Transvenous Pacer Box nomenclature and modes
Ventricular demand pacing is the mode of choice during patient evacuations because attaining the correct electrode position when “floating” the transvenous pacemaker is relatively simple. Although the loss of AV synchrony can result in about a 20% decrease in cardiac output, it is generally tolerated by most patients, apart from those with significant myocardial depression. It is also the least sensitive to small changes in catheter positions.
Transvenous pacemaker modes to use for conduction pathologies are summarized in Table 1 below:
Troubleshooting transvenous pacing
1. Intermittent loss of capture must be addressed urgently, as sudden and complete loss of capture will likely result in hemodynamic instability or collapse. Consider in-flight diversion if possible or a communication patch to a Cardiologist.
2. Immediately prepare to transcutaneous pace while troubleshooting.
3. Check to ensure electrodes are properly inserted and attached to pacer box.
4. Ensure the pacer box has battery power.
5. Assess the patient for landmarks on the TVP catheter wire.
a. May also utilize point of care ultrasound to evaluate wire position.
6. Consider switching to asynchronous mode (e.g. DOO, VOO).
7. Evaluate systematically:
a. EMI from aircraft (pacemaker will be inhibited from firing and ECG will look like electrocautery or perhaps even VF)
i. Switch to asynchronous mode, but ensure rate is greater than the patient’s intrinsic rate to avoid R on T phenomenon.
1. DOO for 3rd degree heart block without atrial fibrillation
2. VOO for 3rd degree heart block with atrial fibrillation
b. Failure to pace due to output failure (pacing spikes absent or heart rate not reaching set value)
i. Increase mA (20mA atria and 25mA ventricle) and decrease sensitivity (if in VVI) while observing cardiac monitor to ensure there is electrical capture
ii. Switch to an asynchronous mode to prevent oversensing (DOO, VOO)
c. Failure to capture (visible pacing spikes on ECG but lack of mechanical capture – pulse, arterial line wave form pulsation)
i. Increase output
ii. Check connections, rule out mechanical issue
iii. May also be due to drug interaction (anti-arrhythmics) or post cardiac defibrillation
d.

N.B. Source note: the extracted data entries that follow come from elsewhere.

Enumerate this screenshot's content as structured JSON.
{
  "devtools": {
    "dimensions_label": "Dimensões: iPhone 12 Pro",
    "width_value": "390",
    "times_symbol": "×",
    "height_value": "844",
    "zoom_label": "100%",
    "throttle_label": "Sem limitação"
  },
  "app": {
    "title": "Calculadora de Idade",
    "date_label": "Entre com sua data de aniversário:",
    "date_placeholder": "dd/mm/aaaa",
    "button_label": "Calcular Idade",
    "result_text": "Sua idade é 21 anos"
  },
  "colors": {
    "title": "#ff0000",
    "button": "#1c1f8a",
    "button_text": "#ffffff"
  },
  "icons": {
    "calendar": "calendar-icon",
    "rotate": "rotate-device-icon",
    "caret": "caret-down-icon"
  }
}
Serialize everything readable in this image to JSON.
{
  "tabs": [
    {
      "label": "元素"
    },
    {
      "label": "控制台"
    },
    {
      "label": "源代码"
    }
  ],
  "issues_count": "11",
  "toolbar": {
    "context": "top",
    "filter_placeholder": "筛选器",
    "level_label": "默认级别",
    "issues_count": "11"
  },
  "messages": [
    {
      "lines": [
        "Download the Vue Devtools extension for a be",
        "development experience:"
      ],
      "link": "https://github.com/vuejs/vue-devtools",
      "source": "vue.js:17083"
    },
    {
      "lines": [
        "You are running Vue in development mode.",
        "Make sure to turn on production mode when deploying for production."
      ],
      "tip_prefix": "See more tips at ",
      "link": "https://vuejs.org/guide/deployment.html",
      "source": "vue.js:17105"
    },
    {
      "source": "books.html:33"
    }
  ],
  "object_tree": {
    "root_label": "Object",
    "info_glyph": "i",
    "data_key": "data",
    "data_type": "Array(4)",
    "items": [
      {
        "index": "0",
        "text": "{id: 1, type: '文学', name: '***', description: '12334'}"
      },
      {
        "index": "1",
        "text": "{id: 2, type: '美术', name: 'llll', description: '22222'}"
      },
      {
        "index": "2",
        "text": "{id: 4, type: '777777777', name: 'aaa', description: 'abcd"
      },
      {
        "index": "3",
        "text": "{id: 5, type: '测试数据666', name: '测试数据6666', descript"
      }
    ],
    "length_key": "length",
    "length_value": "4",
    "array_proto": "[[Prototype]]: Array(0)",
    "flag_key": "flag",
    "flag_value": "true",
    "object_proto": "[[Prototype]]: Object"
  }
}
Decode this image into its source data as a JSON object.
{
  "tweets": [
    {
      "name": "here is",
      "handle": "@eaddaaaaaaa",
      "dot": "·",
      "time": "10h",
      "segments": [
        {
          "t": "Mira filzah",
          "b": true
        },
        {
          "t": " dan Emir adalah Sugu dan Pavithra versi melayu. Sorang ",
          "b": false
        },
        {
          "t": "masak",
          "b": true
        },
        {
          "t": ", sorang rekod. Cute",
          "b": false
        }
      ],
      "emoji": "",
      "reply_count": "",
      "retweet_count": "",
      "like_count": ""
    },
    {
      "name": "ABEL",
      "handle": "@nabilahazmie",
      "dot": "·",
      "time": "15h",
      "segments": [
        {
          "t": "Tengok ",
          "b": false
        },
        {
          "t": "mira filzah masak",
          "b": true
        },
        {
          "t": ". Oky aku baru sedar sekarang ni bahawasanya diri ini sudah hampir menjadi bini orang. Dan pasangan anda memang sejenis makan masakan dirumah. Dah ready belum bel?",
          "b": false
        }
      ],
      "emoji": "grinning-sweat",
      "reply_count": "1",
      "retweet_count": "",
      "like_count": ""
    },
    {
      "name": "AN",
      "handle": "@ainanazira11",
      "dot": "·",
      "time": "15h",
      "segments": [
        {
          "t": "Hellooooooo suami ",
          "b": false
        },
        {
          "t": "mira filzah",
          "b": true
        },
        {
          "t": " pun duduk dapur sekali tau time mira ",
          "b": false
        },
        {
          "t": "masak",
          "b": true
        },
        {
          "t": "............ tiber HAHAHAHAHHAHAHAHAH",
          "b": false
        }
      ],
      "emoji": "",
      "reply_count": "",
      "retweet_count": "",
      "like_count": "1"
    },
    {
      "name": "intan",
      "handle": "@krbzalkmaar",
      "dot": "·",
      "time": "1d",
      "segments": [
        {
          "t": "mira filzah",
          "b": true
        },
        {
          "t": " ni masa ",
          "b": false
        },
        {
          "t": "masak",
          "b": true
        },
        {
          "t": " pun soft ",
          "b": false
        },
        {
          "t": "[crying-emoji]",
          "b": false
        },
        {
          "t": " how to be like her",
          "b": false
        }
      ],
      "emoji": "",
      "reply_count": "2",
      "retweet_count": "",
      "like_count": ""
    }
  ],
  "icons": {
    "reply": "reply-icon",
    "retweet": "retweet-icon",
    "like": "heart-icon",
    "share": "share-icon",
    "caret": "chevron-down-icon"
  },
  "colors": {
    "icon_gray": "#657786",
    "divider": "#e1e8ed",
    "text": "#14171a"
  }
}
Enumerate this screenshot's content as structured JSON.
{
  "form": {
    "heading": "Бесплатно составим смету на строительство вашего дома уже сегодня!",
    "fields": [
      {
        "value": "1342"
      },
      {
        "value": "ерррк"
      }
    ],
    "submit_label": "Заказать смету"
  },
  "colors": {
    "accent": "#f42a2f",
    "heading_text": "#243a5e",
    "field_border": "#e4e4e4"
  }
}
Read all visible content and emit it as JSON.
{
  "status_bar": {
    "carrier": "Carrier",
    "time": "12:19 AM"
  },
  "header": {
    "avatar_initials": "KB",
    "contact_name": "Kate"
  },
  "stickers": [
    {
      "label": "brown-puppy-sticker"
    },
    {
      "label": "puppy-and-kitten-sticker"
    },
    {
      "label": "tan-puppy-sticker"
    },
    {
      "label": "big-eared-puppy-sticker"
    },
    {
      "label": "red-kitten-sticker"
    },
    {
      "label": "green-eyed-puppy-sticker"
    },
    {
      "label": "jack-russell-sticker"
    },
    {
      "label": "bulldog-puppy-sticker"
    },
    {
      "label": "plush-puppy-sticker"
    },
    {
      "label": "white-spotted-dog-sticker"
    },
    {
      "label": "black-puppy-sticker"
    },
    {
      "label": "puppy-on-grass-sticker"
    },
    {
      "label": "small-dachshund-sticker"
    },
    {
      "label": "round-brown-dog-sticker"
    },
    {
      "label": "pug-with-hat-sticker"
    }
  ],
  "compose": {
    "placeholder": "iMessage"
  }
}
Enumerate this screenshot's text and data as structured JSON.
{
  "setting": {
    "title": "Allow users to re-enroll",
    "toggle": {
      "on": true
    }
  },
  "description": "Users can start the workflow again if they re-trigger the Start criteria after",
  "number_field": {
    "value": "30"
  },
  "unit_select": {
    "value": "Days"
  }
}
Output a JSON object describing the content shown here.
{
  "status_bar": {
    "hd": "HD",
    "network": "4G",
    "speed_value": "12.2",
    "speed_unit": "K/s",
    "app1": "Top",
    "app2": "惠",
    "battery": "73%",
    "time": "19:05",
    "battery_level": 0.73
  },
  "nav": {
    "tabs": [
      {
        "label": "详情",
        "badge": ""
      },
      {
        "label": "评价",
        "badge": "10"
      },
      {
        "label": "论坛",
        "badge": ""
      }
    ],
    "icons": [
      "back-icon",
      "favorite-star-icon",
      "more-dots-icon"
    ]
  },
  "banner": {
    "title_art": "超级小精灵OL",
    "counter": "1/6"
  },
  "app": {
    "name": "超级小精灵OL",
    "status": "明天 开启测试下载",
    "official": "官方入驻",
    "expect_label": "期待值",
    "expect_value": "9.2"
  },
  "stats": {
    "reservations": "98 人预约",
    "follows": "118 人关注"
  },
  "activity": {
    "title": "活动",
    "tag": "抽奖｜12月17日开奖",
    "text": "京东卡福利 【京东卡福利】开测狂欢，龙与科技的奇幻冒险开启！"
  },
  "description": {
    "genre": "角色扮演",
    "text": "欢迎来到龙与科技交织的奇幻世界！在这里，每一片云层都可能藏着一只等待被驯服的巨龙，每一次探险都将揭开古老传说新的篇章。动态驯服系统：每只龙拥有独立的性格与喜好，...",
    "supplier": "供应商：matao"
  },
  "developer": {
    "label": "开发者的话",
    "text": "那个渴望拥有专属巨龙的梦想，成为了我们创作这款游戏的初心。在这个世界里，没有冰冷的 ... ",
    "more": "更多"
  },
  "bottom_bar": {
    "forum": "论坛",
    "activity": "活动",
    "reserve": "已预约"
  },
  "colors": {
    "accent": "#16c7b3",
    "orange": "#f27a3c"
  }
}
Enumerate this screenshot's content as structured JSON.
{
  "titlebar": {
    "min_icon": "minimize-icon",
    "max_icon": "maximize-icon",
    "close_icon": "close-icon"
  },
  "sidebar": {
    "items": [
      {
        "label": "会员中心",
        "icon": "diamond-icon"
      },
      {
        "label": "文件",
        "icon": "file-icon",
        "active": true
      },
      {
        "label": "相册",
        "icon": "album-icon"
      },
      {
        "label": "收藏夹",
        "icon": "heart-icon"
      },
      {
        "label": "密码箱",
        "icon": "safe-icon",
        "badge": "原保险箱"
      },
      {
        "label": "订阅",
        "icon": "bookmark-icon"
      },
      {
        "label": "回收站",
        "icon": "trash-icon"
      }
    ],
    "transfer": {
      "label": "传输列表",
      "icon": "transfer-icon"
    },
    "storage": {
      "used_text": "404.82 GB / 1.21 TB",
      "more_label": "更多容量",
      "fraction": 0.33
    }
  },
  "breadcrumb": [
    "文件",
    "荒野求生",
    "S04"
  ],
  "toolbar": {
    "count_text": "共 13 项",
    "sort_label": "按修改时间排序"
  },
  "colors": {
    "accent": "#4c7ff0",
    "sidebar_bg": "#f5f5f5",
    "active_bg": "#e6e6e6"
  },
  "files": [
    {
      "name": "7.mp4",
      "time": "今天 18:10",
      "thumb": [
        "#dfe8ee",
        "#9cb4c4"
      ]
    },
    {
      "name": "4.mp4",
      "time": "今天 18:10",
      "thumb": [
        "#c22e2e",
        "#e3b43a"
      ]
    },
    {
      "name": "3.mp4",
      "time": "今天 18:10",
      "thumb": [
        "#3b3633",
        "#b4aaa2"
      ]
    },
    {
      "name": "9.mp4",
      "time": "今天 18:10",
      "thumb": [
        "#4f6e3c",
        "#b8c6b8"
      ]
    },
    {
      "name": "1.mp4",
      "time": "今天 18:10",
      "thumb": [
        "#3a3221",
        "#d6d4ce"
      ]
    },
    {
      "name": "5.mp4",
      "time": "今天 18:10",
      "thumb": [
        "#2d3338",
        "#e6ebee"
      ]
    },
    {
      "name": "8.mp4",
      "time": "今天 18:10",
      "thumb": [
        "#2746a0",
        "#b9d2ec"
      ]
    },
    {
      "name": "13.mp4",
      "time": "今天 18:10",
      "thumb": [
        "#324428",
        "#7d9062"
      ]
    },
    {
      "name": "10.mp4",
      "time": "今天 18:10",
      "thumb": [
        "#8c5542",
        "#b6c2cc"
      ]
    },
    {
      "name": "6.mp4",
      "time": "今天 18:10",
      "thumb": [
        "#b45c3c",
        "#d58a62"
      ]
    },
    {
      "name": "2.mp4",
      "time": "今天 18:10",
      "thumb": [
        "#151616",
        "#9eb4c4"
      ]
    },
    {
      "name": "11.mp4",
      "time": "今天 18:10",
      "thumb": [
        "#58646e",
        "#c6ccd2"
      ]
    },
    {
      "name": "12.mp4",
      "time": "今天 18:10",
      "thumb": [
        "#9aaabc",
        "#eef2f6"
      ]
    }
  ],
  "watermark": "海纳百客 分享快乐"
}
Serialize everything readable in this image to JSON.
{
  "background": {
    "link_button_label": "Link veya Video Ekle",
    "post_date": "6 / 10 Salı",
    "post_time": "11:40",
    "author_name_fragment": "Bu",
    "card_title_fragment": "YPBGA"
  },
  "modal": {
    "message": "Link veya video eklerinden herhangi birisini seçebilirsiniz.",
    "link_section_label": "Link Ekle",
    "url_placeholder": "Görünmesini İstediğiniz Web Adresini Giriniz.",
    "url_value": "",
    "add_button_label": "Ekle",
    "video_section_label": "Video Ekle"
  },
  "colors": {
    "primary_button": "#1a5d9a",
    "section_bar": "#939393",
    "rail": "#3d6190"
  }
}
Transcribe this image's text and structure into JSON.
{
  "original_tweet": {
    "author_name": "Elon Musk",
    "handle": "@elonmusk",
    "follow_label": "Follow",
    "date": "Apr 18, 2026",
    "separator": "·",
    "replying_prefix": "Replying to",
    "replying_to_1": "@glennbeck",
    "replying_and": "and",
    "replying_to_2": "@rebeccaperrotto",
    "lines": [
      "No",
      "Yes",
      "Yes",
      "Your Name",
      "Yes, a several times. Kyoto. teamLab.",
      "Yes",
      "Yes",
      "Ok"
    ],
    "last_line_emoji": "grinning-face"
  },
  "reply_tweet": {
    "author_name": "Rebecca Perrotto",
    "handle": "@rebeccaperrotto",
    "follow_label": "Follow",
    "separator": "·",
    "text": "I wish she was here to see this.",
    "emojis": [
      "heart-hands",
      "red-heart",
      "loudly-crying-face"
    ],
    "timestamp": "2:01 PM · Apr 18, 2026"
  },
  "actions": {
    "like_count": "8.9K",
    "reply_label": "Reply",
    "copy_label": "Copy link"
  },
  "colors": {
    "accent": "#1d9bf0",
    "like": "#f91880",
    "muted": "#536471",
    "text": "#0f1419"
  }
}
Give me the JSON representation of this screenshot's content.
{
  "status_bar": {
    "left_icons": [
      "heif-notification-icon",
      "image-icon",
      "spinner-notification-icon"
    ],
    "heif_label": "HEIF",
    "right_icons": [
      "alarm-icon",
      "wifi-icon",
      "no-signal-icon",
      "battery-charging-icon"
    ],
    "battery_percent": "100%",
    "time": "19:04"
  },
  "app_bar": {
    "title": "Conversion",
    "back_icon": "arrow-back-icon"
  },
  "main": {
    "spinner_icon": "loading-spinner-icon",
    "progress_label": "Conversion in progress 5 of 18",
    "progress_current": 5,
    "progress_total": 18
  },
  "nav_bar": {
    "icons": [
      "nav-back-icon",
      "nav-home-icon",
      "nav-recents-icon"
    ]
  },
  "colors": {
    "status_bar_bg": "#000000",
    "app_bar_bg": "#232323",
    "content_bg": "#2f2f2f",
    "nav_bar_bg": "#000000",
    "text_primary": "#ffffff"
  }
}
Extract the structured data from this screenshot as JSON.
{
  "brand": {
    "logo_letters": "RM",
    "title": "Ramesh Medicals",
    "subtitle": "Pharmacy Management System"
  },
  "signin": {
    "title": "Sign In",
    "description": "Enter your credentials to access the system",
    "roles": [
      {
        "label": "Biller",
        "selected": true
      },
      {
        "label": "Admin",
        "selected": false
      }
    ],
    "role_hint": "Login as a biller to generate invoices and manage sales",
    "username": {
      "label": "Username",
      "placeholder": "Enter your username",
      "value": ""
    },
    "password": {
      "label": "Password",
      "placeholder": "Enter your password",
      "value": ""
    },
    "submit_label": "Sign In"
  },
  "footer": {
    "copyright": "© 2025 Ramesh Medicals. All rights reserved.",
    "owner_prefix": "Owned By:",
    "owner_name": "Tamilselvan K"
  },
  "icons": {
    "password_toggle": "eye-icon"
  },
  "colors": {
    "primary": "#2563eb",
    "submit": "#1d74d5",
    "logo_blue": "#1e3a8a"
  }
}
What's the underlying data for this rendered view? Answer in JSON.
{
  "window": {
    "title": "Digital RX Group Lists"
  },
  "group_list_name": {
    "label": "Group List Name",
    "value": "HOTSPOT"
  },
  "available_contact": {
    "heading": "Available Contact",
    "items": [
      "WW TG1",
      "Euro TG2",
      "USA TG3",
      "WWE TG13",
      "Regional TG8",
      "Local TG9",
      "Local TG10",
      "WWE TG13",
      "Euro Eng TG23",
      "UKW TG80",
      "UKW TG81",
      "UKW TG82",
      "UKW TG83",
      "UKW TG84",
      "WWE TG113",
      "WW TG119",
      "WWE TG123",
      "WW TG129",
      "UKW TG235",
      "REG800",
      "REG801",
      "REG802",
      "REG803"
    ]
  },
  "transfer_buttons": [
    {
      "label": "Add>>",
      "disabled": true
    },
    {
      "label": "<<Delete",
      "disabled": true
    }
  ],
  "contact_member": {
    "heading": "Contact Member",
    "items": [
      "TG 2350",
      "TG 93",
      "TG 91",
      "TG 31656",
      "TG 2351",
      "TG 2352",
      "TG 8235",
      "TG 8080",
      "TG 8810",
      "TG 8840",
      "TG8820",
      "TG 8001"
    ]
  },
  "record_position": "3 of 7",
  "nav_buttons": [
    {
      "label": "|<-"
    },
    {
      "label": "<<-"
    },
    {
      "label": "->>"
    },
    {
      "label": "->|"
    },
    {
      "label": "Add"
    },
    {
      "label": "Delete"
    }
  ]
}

Failure to sense (producing pacing spikes inappropriately)
i. Decrease absolute value of sensing (therefore making it easier to inhibit)
e. Oversensing (inhibited pacing)
i. Large P or T waves may be sensed as intrinsic atrial activity
ii. Increase sensitivity (therefore making it hard to inhibit) or switch to asynchronous mode (DOO, VOO)
f. AV dyssynchrony – loss of atrial kick causing hypotension (SBP usually falls at least 20 points)
i. Ensure both leads are properly capturing and pacer is in dual chamber mode.